November, Aschemonat.
Vor einem Jahr saß ich händchenhaltend im Kino, vielleicht nicht auf den Tag genau, aber so ungefähr; da hab ich mir die Liebe bunt gedacht. Ich saß schwer neben H., der leicht saß, & drehte mir den Kopf wund an einem kleinen, wunden Herzen. Seinem Herzen oder meinem – das weiß ich grade nicht mehr, aber im Grunde ist es auch egal. Ich saß da & es lief Blue Jasmine, auf den ich mich nicht konzentrieren konnte oder wollte, weil meine Hand sich so fremd anfühlte in dieser anderen Hand, & H. aß Gummibärchen oder Schokolade oder beides. Ich hatte rote, schwere Augen vom Sehen, von der Übermüdung & dem Wissen: H. ist einer, der rennt mit dir zusammen zum Bus, jederzeit. Nicht nur, weil wir noch in der Küchenzeile hatten rumknutschen müssen, ein bisschen verlegen & todesmutig vielleicht – weil zum Küssen braucht man immer Mut, vor allem dann, wenn man sich überhaupt nicht kennt, wenn man nicht weiß, wer das da eigentlich ist, den man festhält mit allen zehn Fingern, den Lippen & der Zunge -, & weil wir damit fast die Spätvorstellung um halb elf verpasst hätten. Der rannte auch mit mir, weil wir eine Idee vom Leben teilten, eine Theorie, die besagte: Man rennt um die Wette auf den letzten paar Metern, man flucht über die Schwerkraft & die verprasste Zeit & man genießt jede beschissene Sekunde davon – das Zuknappsein, das Beinaheverpassen, das bedeutet: Herzschlag! Adrenalin! Leben! Leben! Leben!

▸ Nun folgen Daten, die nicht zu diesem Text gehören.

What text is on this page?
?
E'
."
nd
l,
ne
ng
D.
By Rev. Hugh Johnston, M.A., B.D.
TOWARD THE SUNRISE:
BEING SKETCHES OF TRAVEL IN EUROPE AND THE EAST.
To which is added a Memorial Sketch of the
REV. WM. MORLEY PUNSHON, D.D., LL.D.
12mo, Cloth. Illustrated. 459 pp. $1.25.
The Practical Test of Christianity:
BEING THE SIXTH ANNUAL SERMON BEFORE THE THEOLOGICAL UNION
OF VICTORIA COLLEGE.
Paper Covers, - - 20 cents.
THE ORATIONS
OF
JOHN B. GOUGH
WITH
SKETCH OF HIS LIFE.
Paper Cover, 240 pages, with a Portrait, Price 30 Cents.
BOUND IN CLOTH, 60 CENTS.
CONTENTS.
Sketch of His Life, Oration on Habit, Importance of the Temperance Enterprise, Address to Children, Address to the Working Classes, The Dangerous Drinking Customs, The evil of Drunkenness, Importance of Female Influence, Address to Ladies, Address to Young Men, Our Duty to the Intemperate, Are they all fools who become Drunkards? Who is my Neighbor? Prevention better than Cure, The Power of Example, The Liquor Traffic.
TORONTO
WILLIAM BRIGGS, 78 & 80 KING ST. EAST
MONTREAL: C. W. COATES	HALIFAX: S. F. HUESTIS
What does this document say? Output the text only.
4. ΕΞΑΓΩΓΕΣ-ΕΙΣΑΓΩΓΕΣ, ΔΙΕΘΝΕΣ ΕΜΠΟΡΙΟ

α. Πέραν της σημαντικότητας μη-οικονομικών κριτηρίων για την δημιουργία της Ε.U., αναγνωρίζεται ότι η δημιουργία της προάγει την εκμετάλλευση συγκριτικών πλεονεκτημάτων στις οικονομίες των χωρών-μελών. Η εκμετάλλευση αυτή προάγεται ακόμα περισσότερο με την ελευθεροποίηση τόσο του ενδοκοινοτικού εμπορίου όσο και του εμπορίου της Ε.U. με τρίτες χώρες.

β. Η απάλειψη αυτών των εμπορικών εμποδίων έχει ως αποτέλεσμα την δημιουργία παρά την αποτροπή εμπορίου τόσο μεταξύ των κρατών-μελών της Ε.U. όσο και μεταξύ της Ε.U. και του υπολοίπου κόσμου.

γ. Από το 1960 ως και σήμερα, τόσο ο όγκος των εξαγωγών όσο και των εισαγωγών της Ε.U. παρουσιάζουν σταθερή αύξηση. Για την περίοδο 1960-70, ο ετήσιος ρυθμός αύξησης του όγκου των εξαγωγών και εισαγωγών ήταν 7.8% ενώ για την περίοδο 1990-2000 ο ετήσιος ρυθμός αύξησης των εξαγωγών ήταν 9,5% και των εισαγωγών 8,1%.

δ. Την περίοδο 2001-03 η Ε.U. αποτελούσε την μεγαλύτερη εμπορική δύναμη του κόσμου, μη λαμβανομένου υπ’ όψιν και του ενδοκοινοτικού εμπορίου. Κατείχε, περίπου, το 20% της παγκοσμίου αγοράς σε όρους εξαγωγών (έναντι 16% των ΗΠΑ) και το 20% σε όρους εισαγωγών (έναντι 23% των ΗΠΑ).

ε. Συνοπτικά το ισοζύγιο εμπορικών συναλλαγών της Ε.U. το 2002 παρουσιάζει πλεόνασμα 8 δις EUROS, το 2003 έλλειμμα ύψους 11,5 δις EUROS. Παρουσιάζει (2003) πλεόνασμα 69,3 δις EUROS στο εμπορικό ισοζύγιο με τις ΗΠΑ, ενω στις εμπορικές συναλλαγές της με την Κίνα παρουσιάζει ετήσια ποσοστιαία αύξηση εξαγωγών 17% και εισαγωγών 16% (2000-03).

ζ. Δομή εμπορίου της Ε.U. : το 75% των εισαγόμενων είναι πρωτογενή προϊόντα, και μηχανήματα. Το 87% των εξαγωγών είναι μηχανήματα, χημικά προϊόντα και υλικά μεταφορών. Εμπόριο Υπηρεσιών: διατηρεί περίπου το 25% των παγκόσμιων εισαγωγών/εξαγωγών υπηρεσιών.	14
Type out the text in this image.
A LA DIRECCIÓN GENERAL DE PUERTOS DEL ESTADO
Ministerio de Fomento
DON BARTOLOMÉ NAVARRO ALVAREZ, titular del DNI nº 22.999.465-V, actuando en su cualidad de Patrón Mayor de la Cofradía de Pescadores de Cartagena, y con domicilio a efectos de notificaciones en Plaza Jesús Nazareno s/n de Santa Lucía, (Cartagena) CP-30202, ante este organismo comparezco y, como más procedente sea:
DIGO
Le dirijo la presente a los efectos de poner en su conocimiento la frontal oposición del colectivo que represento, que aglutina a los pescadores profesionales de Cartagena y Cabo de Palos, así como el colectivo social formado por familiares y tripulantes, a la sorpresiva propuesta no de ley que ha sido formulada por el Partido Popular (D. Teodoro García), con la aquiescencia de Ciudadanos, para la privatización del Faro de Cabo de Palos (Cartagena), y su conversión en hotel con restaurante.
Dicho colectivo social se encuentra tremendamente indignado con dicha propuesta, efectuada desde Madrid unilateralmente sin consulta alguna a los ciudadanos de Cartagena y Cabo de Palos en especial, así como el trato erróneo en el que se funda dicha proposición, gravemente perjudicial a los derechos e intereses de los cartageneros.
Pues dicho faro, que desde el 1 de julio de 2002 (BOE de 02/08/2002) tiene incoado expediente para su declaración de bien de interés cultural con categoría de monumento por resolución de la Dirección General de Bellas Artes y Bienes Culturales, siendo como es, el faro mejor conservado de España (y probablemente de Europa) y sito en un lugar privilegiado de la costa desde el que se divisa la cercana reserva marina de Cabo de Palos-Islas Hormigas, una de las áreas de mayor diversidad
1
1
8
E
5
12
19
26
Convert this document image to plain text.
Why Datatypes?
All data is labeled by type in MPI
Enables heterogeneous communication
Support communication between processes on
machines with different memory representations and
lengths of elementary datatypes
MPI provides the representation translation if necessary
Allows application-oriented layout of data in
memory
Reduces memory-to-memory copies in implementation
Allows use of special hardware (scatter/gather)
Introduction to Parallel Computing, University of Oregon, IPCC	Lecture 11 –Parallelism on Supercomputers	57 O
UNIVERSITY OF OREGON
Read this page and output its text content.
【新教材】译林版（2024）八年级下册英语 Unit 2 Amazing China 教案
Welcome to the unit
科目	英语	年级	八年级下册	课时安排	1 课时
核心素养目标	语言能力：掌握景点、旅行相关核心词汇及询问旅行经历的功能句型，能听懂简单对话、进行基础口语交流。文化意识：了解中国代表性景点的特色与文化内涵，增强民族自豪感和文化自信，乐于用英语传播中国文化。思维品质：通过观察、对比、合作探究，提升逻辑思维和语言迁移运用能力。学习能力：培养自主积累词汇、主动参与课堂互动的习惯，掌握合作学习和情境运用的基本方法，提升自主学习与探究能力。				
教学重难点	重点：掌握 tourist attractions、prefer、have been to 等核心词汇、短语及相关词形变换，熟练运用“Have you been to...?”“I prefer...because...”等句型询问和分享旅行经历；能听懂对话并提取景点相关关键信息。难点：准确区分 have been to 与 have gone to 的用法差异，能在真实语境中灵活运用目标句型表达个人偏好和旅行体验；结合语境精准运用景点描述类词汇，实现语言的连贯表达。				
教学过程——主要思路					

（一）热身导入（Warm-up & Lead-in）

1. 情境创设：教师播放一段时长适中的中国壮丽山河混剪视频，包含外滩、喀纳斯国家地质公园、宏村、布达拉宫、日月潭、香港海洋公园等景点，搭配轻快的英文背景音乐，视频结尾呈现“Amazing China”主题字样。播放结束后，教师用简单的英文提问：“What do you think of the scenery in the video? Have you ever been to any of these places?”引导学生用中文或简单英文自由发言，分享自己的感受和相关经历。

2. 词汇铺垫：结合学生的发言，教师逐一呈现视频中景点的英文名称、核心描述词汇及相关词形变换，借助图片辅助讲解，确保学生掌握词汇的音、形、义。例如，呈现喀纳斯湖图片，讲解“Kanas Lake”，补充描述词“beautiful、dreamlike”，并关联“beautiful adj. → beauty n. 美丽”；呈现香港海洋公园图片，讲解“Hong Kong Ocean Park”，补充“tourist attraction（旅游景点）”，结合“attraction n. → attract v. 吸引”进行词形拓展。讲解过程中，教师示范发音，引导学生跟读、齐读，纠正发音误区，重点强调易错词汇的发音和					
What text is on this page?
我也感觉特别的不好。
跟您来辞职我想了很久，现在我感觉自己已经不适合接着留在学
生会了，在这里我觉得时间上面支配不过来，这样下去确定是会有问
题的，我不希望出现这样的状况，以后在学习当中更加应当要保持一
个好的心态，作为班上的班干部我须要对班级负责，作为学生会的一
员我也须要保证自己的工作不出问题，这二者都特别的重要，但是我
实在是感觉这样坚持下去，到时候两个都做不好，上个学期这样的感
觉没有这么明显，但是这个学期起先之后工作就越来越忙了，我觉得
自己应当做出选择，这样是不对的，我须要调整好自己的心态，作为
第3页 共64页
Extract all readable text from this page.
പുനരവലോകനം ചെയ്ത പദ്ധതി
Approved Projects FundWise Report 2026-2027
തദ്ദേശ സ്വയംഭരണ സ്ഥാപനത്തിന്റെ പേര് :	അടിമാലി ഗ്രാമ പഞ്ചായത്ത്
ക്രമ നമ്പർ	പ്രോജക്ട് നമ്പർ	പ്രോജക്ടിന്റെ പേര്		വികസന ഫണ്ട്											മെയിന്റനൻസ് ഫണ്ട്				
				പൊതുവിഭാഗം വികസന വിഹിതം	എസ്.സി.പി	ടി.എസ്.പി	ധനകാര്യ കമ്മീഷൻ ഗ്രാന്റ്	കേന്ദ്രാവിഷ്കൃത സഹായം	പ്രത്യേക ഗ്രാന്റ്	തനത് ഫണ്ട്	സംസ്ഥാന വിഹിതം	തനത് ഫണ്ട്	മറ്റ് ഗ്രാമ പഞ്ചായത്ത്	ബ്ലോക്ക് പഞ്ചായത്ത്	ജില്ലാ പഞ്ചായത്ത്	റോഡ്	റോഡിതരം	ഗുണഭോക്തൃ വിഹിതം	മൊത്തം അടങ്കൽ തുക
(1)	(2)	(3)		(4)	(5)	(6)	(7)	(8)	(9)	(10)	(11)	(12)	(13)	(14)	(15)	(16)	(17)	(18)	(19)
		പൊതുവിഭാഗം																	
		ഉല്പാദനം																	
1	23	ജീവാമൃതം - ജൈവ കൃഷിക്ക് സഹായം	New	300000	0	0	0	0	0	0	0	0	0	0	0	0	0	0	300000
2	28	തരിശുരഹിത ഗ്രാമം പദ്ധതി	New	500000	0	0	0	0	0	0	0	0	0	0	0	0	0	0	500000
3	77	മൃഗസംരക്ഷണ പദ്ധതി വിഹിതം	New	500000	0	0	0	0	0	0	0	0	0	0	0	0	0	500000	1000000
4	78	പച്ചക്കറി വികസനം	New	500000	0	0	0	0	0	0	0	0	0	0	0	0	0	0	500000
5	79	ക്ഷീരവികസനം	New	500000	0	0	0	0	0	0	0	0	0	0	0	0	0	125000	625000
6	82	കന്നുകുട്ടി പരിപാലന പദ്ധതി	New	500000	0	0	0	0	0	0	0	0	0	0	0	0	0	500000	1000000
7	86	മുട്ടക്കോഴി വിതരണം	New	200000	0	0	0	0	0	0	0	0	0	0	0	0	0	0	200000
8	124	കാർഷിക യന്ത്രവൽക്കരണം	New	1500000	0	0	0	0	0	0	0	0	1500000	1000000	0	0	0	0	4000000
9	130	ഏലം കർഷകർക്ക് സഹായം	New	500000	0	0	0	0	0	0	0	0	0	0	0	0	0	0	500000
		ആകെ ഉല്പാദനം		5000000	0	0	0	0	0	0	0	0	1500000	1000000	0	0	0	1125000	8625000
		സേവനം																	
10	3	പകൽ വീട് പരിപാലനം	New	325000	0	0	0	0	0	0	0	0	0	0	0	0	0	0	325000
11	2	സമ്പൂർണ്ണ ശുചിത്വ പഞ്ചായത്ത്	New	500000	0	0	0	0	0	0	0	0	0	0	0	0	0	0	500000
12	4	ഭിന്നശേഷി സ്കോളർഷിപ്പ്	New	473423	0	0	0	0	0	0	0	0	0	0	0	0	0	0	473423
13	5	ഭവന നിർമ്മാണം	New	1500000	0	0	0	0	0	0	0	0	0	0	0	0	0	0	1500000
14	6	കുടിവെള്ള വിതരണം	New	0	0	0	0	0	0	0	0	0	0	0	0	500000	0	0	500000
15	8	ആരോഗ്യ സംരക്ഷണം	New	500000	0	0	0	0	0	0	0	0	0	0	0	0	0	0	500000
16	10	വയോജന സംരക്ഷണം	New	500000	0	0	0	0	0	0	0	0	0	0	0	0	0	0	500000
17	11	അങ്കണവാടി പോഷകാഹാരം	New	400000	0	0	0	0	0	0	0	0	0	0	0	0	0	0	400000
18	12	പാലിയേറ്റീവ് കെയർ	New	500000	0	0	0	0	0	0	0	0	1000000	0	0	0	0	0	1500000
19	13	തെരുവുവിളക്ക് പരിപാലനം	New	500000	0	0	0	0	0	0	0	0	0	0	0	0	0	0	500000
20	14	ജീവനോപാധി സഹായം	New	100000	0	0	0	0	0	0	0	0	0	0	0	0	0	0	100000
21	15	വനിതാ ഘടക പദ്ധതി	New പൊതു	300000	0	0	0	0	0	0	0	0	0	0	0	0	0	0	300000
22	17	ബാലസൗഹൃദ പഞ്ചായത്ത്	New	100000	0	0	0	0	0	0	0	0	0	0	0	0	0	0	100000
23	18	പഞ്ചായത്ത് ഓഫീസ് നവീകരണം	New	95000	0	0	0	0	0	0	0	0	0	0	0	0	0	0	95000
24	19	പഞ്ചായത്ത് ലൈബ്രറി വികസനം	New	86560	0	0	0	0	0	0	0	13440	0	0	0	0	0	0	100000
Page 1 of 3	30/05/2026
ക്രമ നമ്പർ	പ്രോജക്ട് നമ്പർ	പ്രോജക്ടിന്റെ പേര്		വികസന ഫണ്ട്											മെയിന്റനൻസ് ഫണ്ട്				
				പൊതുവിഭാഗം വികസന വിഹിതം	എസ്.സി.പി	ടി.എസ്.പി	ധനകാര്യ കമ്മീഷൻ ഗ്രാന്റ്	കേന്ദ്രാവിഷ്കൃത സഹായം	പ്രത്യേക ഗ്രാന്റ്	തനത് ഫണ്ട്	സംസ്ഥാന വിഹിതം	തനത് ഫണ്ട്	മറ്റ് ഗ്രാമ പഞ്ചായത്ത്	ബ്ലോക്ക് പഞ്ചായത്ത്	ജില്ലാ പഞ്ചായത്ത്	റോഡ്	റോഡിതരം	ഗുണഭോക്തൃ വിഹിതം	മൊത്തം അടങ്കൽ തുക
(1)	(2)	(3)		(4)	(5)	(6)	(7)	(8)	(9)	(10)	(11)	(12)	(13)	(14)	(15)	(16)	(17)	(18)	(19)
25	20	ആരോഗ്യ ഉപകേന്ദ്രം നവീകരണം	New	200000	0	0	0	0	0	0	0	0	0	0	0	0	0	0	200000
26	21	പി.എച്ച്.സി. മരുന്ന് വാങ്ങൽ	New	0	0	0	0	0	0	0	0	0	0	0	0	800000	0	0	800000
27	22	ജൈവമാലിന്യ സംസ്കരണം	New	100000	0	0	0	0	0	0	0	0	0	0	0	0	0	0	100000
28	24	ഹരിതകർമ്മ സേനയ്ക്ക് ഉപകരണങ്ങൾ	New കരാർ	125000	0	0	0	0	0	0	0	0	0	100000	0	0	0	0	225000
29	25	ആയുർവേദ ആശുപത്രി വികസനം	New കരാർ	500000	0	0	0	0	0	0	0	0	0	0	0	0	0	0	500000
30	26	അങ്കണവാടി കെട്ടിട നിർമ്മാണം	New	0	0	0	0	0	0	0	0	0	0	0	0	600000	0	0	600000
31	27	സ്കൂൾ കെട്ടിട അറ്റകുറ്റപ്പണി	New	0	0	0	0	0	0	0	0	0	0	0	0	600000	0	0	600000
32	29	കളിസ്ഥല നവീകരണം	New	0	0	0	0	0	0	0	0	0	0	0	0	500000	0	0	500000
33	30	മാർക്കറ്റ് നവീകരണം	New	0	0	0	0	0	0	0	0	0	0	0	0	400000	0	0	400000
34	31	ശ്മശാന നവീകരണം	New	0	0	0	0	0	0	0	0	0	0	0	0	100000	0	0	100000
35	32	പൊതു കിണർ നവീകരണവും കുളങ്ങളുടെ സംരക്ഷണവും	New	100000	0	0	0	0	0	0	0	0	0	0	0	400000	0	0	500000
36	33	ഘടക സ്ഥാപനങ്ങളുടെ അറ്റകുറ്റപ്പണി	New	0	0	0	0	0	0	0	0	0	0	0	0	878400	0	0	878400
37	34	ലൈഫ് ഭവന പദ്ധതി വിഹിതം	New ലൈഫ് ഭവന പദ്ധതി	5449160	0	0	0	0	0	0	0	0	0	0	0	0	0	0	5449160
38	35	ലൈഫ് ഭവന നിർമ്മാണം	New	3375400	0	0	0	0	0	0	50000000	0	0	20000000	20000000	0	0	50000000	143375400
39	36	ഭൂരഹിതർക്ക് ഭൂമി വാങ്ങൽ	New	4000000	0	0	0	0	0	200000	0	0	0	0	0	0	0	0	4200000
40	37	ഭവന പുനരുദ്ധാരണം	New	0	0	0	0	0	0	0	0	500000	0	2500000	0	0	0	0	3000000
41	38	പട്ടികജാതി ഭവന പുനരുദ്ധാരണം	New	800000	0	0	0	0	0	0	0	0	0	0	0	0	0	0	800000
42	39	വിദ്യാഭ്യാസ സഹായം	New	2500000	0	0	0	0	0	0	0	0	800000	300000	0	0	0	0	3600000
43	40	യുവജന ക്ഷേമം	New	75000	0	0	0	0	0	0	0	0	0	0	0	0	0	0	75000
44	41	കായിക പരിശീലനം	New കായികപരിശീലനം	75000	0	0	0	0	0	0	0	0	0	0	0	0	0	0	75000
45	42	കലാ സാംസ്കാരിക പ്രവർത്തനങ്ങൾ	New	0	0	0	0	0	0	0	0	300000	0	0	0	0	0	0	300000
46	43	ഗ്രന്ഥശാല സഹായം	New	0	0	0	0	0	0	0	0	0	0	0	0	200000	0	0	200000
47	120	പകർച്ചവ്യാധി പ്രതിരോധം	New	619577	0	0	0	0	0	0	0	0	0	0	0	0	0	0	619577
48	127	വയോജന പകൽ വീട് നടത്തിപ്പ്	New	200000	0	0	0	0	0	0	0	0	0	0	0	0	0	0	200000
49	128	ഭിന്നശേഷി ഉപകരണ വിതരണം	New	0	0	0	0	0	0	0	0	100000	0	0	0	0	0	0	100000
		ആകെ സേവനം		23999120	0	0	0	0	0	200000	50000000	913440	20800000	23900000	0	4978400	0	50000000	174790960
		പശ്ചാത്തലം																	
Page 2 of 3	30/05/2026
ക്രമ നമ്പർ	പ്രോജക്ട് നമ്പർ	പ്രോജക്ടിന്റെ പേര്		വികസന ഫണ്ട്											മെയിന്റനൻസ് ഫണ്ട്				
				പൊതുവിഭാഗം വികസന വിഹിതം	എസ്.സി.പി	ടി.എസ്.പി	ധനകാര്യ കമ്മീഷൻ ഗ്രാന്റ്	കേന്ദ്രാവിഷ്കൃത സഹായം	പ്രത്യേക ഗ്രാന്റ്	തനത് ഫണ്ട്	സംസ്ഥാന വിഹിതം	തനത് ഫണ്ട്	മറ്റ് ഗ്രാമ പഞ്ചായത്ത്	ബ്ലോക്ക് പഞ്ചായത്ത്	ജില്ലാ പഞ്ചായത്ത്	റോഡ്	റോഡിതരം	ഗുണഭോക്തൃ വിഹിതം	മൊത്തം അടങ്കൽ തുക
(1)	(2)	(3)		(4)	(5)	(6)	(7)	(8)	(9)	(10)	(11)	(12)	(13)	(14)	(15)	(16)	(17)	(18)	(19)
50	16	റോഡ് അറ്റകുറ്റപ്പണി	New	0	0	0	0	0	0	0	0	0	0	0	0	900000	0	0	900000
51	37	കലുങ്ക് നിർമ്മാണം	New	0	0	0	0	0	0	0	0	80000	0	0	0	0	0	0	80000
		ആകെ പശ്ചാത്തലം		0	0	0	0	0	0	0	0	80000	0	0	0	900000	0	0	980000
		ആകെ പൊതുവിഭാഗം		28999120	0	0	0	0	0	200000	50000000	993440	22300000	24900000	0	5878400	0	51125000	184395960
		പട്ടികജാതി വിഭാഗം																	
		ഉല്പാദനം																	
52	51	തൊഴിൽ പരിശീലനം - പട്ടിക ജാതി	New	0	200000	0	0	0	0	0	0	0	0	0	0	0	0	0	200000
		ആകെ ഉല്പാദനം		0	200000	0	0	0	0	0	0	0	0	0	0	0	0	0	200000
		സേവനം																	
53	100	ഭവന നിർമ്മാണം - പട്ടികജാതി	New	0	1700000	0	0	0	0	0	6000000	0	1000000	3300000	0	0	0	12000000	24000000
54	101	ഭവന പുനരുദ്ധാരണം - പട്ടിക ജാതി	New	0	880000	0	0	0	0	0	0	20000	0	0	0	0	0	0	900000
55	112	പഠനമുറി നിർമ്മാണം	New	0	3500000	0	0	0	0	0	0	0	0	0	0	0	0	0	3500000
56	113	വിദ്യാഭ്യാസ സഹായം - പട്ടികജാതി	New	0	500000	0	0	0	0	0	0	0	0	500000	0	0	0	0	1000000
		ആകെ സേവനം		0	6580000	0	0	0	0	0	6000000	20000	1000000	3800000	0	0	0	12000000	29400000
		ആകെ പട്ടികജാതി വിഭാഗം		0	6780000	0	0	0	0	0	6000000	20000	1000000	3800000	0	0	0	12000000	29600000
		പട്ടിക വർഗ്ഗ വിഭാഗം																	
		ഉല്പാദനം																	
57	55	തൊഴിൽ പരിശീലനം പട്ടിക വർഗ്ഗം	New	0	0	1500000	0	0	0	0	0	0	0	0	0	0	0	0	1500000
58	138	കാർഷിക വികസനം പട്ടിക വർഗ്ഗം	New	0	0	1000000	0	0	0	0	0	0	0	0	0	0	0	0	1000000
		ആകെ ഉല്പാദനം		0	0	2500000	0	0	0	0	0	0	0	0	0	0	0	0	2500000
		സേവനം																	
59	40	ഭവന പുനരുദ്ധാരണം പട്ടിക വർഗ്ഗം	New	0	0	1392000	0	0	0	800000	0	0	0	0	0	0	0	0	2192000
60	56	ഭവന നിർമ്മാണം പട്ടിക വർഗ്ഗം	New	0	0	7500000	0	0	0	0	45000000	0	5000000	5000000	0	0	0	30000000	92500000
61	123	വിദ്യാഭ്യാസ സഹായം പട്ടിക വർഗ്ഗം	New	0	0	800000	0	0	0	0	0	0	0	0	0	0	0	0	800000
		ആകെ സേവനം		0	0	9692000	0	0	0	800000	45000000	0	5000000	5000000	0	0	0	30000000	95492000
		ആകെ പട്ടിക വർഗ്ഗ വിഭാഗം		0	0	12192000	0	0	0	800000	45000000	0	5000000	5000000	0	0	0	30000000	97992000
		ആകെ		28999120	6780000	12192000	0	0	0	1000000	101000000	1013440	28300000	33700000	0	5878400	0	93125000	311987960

& so saßen wir schließlich ganz außer Atem im Bus, ganz hinten, ganz glücklich, in der letzten Reihe, obwohl der Bus leer war, & drängten uns so dicht aneinander, wie wir nur konnten, wie es der kleine, harte Sitz zuließ, & hauchten uns die letzten Reste des Essens ins Gesicht, das wir zusammen gekocht hatten, & küssten uns & hielten uns & saßen im Goldlicht der Straßenlaternen.

& that’s it, boys & girls, ein Happy End.
Wenn die Geschichte hier bloß aufgehört hätte.

Hat sie nicht.

Wir schauten uns diesen Film an, den H. hasste, schon nach den ersten fünf Minuten so abgrundtief hasste, dass er immer wieder aufstöhnte, & dessen Hass instinktiv zu meinem Hass wurde, & das, obwohl mich der Film überhaupt nicht interessierte, denn ich war neben H. & nur das zählte, aber gut, auch Hass lässt sich teilen. Das schmiedet zusammen, das ist wie Klebstoff zwischen zwei Menschen. Nur wer das gleiche zu verachten weiß, nennt sich verstanden.

Wir saßen in den zwei Sesseln ohne Lehne, drückten unsere warmen Körper aneinander & rollten die Augen. Er nach oben. Ich zu ihm. Wie ich ihn angesehen habe – schräg & verlegen, so, als verspreche es was, dabei bemerkte mich H. überhaupt nicht, sein Blick blieb stets bei Cate Blanchett, klar, war auch ok, das Gesehenwerden war mir nicht wichtig. Ich wollte mich an ihn erinnern, wollte mir alles einprägen, seine Haltung, sein Profil, die Art & Weise, wie er in die Tüte griff, um sich eine neue Süßigkeit zwischen die Zähne zu stecken, selbst sein Augenrollen & das Ach seiner Missbilligung, das er sich bald nicht mehr verkneifen konnte.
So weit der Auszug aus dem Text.